4. A Constituição inacabada e a república possível (1980-1995)

Após o retorno ao Brasil, Florestan não voltou a ser professor de sua alma mater, a Universidade de São Paulo. As razões para isso são apresentadas na esclarecedora entrevista que publicamos nesta coletânea, que propicia informações sobre Florestan por si mesmo. Ele acabou se tornando professor da Pontifícia Universidade Católica de São Paulo (PUC-SP), cuja atividade docente chegou a resultar no livro A natureza sociológica da sociologia (1980). No entanto, o demarcador da última fase não está na atividade acadêmica, que resulta em livros de menor monta, mas sim em duas novas frentes de ação: de um lado, ele ingressa na política, sendo um dos fundadores do Partido dos Trabalhadores (PT), eleito deputado constituinte em 1986 e deputado federal em 1990; e, de outro, ele se torna um tribuno, com uma produção prolífica, na grande imprensa, de análises do tempo presente. Elas foram reunidas em Que tipo de república? (1986) e A Constituição inacabada (1989).67

Florestan não cumpriu no Congresso Nacional com o papel político no sentido trivial; ele se preocupou muito mais em explorar a força moral da sua presença de intelectual intérprete e engajado. Portanto, a atuação como tribuno é a melhor forma de acompanhar o pensamento do velho Florestan, sempre marcado por um espírito radical, como crítico contumaz da sociedade, da política e das instituições. Nossa coletânea traz uma pequena amostra disso, dividindo-a em intervenções e testemunhos.

A seção Intervenções começa com o artigo Egoísmo, covardia e terror (1986), no qual, motivado pelo assassinato do Padre Josimo Moraes Tavares, da Pastoral da Terra, Florestan critica o “capitalismo selvagem” e o “Estado de pilhagem, subcolonial e antinacional” dos anos 1980, quando “os crimes são cometidos em nome da ‘defesa da civilização’ e da ‘luta contra a barbárie’”, de modo que mafiosos se representam como defensores da lei e vítimas são postas como inimigos da ordem. Por sua vez, em Odiai-vos uns aos outros (1988), motivado por mais um assassinato, o do teatrólogo Luiz Antonio Martinez Corrêa, ele constrói uma peça que retrata em retórica impressionista a ideia de capitalismo dependente, dizendo que o capitalismo “faz do Brasil uma unidade dialética de EUA e Haiti”. Temos, então, o retrato sombrio de um país da “indiferença”, que parece dizer a todos que “tudo o que é humano me incomoda e me desilude”, massacrando os talentos inconformistas: “o talento pode ser tolerado. A divergência, em suas várias modalidades, pode ser tolerada. A fusão dos dois (…) é um atentado (…) [à] sociedade que oculta a barbárie através da civilização imaginária”. Qual é a solução?
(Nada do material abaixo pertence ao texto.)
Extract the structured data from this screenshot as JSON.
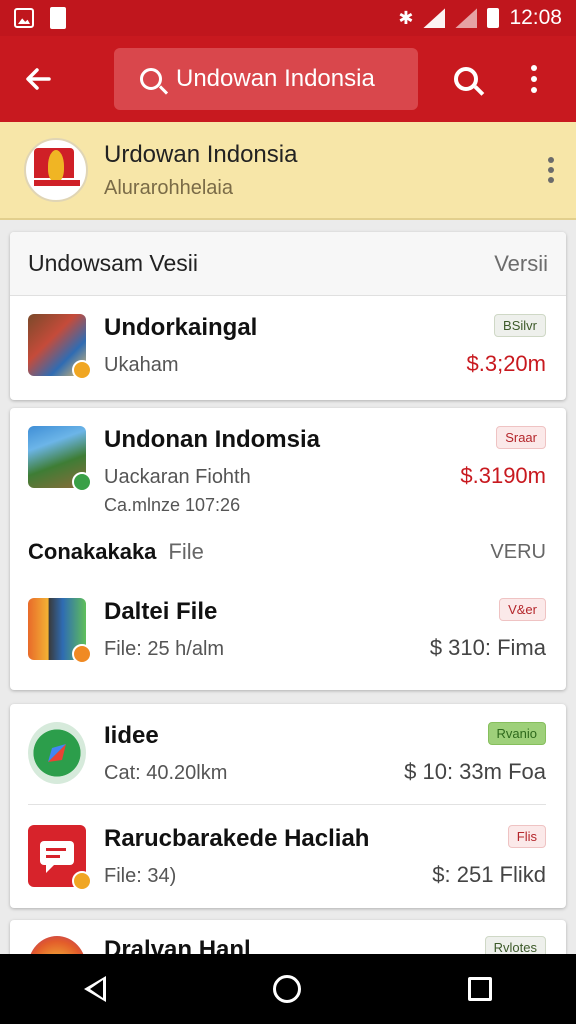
{
  "status_bar": {
    "time": "12:08"
  },
  "app_bar": {
    "search_text": "Undowan Indonsia"
  },
  "app_header": {
    "title": "Urdowan Indonsia",
    "subtitle": "Alurarohhelaia"
  },
  "card1": {
    "section_title": "Undowsam Vesii",
    "section_right": "Versii",
    "rows": [
      {
        "name": "Undorkaingal",
        "sub": "Ukaham",
        "tag": "BSilvr",
        "price": "$.3;20m"
      }
    ]
  },
  "card2": {
    "rows": [
      {
        "name": "Undonan Indomsia",
        "sub": "Uackaran Fiohth",
        "sub2": "Ca.mlnze 107:26",
        "tag": "Sraar",
        "price": "$.3190m"
      }
    ],
    "section_title": "Conakakaka",
    "section_title_suffix": "File",
    "section_right": "VERU",
    "rows2": [
      {
        "name": "Daltei File",
        "sub": "File: 25 h/alm",
        "tag": "V&er",
        "price": "$ 310: Fima"
      }
    ]
  },
  "card3": {
    "rows": [
      {
        "name": "Iidee",
        "sub": "Cat: 40.20lkm",
        "tag": "Rvanio",
        "price": "$ 10: 33m Foa"
      },
      {
        "name": "Rarucbarakede Hacliah",
        "sub": "File: 34)",
        "tag": "Flis",
        "price": "$: 251 Flikd"
      }
    ]
  },
  "card4": {
    "name": "Dralvan Hanl",
    "tag": "Rvlotes"
  },
  "colors": {
    "primary": "#c8191f",
    "header_bg": "#f7e6a8",
    "price_red": "#c8191f",
    "price_gray": "#444444"
  }
}
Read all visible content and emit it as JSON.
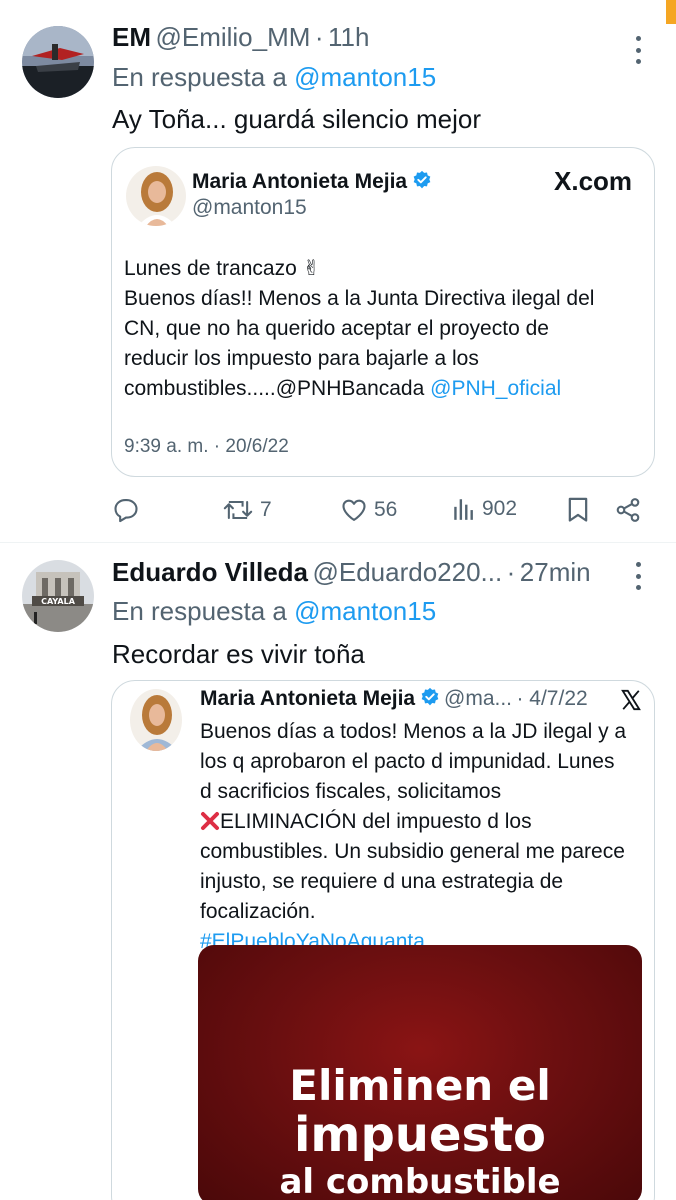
{
  "colors": {
    "link": "#1d9bf0",
    "muted": "#536471",
    "text": "#0f1419",
    "verified": "#1d9bf0",
    "image_red": "#7a1212"
  },
  "tweet1": {
    "name": "EM",
    "handle": "@Emilio_MM",
    "dot": "·",
    "time": "11h",
    "reply_prefix": "En respuesta a",
    "reply_handle": "@manton15",
    "text": "Ay Toña... guardá silencio mejor",
    "quote": {
      "name": "Maria Antonieta Mejia",
      "handle": "@manton15",
      "source": "X.com",
      "lines": [
        "Lunes de trancazo ✌",
        "Buenos días!! Menos a la Junta Directiva ilegal del",
        "CN, que no ha querido aceptar el proyecto de",
        "reducir los impuesto para bajarle a los",
        "combustibles.....@PNHBancada"
      ],
      "mention": "@PNH_oficial",
      "timestamp": "9:39 a. m. · 20/6/22"
    },
    "actions": {
      "retweets": "7",
      "likes": "56",
      "views": "902"
    }
  },
  "tweet2": {
    "name": "Eduardo Villeda",
    "handle": "@Eduardo220...",
    "dot": "·",
    "time": "27min",
    "reply_prefix": "En respuesta a",
    "reply_handle": "@manton15",
    "text": "Recordar es vivir toña",
    "avatar_sign": "CAYALA",
    "quote": {
      "name": "Maria Antonieta Mejia",
      "handle": "@ma...",
      "date": "· 4/7/22",
      "lines": [
        "Buenos días a todos! Menos a la JD ilegal y a",
        "los q aprobaron el pacto d impunidad. Lunes",
        "d sacrificios fiscales, solicitamos"
      ],
      "x_line_rest": "ELIMINACIÓN del impuesto d los",
      "lines2": [
        "combustibles. Un subsidio general me parece",
        "injusto, se requiere d una estrategia de",
        "focalización."
      ],
      "hashtag": "#ElPuebloYaNoAguanta",
      "image_text": [
        "Eliminen el",
        "impuesto",
        "al combustible"
      ]
    }
  }
}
Para ele, seria converter “cada ser humano em combatente da propagação de um humanismo socialista e em agente da transformação socialista do mundo, da conquista da liberdade com igualdade”.

A seção traz ainda dois artigos. Em Pacto social e nova república (1985), o futuro deputado da Constituinte critica o “como se”da “imaginação política brasileira”. Baseando-se num Brasil ideal, os políticos inventam um pacto social fictício – que, na época, estaria sob o signo do “desenvolvimentismo” – que só servia para a “autodefesa da burguesia” e “manutenção das classes subalternas em seu lugar”. Ao apostar na “recusa da ‘paz social’ com a burguesia” e buscar uma democratização por “pressão do seu polo proletário”, ele antecipa o que seria a recusa estreita e isolacionista da Constituição de 1988 por parte do Partido dos Trabalhadores (PT): “se o pacto burguês prevalecer a Nova Constituição estará a serviço do Brasil ideal, e não da nação como totalidade concreta”. É o que se mostra mais claramente no último artigo, A idealização da Constituição (1988), em que ele afirma que a constituição, como um “faz-de-conta” do formalismo jurídico, é um instrumento de poder e dominação que “institui uma ordem de privilégios e degrada o Estado à condição de biombo de despotismo dos donos do poder”. Em uma bela imagem, ele diz que o Brasil é tratado como se fosse uma grande senzala; e faz uma afirmação de atualidade: “segundo a tradição das elites das classes dominantes, tudo está bem para nós quando suas posições na estrutura do Governo não são tocadas. Os outros que se danem”. Esperam apenas conquistar “o paraíso da estabilidade política”, consagrador da “vitória da plutocracia”. Apesar de apostar na estratégia da instabilidade política pela polarização e de exagerar na pintura anunciando uma crise burguesa em que os outros estão a se erguer com potencial revolucionário, é interessante escutar a defesa de uma “imaginação política na construção de uma constituição que responda às exigências contraditórias da situação histórica como totalidade”. Caso entendamos a constituição num sentido amplo, como modo de vida de um povo, poderíamos sintetizar a ideia em um sentido forte: contra o país das ficções por conveniência e dos pactos oligárquicos restaurados, seria preciso uma imaginação política constituinte que atue sobre as próprias realidades sociais e a transformação institucional.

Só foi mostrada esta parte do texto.